CDE is the Cloudera Data Engineering Service, a containerized managed service for Cloudera Data Platform designed for Large Scale Batch Pipelines with Spark, Airflow and Iceberg. It allows you to submit batch jobs to auto-scaling virtual clusters. As a Cloud-Native service, CDE enables you to spend more time on your applications, and less time on infrastructure.
CDE allows you to create, manage, and schedule Apache Spark jobs without the overhead of creating and maintaining Spark clusters. With CDE, you define virtual clusters with a range of CPU and memory resources, and the cluster scales up and down as needed to run your Spark workloads, helping to control your cloud costs.

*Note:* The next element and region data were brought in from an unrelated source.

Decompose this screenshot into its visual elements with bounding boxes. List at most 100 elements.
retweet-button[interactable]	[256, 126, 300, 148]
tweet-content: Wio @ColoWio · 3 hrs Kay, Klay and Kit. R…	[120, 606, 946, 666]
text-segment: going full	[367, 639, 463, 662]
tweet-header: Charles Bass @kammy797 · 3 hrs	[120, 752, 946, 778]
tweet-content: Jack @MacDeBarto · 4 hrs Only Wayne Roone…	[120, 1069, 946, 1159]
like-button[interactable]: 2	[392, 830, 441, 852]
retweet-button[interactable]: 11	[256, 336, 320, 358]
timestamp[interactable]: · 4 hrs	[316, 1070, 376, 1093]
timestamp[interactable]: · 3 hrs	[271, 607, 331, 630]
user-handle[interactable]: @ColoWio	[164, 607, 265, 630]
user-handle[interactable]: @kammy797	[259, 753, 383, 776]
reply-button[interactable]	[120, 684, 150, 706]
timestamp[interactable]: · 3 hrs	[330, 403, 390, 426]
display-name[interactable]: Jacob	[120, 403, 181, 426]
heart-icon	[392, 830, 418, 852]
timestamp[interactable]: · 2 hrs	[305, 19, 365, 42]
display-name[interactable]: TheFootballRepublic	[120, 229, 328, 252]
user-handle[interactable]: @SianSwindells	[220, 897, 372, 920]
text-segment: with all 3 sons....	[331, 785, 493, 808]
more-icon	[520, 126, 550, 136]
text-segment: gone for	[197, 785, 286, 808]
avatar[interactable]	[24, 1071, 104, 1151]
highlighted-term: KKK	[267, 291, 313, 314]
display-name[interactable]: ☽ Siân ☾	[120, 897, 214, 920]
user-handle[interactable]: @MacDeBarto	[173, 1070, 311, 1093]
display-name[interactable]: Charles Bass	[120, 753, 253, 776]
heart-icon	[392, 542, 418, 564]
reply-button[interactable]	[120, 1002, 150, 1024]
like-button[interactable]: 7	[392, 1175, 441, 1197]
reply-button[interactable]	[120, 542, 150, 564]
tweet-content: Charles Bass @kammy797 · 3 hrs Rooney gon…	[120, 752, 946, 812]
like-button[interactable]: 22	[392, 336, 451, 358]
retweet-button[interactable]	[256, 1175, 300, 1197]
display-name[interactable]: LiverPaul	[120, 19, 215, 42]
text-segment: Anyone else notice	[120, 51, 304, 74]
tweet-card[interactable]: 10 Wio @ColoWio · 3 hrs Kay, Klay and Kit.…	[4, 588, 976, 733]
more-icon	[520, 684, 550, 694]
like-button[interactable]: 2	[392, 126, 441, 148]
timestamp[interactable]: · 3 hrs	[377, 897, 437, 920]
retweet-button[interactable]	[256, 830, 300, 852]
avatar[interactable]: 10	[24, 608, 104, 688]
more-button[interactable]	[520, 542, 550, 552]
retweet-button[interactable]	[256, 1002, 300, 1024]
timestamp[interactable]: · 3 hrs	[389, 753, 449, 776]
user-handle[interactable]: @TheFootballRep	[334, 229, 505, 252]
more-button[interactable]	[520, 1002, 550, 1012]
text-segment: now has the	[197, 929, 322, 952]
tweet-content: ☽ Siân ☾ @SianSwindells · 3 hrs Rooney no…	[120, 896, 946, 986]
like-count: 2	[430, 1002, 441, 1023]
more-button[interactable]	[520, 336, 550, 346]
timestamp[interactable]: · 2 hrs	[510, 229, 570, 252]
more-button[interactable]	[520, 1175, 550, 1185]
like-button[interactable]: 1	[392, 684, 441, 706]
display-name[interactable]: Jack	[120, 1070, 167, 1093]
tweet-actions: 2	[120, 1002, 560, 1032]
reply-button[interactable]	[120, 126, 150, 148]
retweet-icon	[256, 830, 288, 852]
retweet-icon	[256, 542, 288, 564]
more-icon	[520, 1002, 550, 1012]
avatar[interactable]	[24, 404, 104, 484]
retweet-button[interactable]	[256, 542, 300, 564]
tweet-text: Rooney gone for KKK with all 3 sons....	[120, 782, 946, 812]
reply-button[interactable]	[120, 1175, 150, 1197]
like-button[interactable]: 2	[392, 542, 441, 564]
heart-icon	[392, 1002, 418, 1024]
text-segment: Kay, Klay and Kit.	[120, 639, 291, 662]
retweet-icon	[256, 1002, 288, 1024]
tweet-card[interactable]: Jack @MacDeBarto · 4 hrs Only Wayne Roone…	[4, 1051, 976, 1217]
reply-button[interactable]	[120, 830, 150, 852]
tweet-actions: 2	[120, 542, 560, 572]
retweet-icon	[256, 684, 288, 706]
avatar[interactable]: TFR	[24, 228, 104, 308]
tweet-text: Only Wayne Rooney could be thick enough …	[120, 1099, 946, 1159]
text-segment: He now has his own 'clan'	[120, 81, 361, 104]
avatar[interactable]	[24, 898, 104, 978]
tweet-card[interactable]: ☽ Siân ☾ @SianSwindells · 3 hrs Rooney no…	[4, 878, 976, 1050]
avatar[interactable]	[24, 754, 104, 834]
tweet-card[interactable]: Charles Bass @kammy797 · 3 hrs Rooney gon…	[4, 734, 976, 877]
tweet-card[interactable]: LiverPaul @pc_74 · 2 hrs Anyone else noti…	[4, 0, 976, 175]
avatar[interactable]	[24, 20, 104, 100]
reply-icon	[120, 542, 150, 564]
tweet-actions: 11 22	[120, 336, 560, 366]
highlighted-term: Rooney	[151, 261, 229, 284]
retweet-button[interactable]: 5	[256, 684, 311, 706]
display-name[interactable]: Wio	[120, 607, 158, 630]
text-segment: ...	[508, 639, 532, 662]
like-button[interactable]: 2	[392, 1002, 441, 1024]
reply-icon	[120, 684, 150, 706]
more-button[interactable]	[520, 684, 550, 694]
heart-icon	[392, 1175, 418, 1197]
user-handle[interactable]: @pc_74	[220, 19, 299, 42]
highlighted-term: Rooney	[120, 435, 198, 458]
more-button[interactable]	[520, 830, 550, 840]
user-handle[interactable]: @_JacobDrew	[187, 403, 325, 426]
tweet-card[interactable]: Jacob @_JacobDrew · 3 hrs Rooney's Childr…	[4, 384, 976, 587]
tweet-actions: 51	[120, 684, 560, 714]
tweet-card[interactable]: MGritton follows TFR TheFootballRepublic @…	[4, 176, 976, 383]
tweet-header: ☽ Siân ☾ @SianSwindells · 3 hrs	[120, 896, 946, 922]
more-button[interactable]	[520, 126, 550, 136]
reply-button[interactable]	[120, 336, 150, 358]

- CDE Architecture (xx minutes)
- Introduction to the CDE Service
- CDP Environment
- CDP Service
- Virtual Cluster
- CDE Jobs
- CDE Resource
- Job Run
- CDE Sessions
- Apache Iceberg
- CDE User Interface
- Summary
- Introduction to the CDE Service
- CDE Development (xx minutes)
- Lab 1. Spark Application Development
- Lab 2. CDE Repositories, Jobs, and Monitoring
- CDE Deployment (xx minutes)
- Lab 3. Promote to higher env using API by replicating repo and redeploy
- Lab 4. Build Orchestration Pipeline with Airflow
- CDE Observability (xx minutes)
- Lab 5. Monitoring Jobs with Cloudera Observability and CDE
- Lab 6. Spark Job Governance with CDP Data Catalog
- Additional Labs (xx minutes)
- Lab x. Time dependant
Detailed instructions are provided in the step_by_step_guides.
The HOL requires data and CDE dependencies (e.g. shared Files, Pyhton, Docker Resource) to be created before the event. The attached Setup Guide provides instructions for completing these requirements.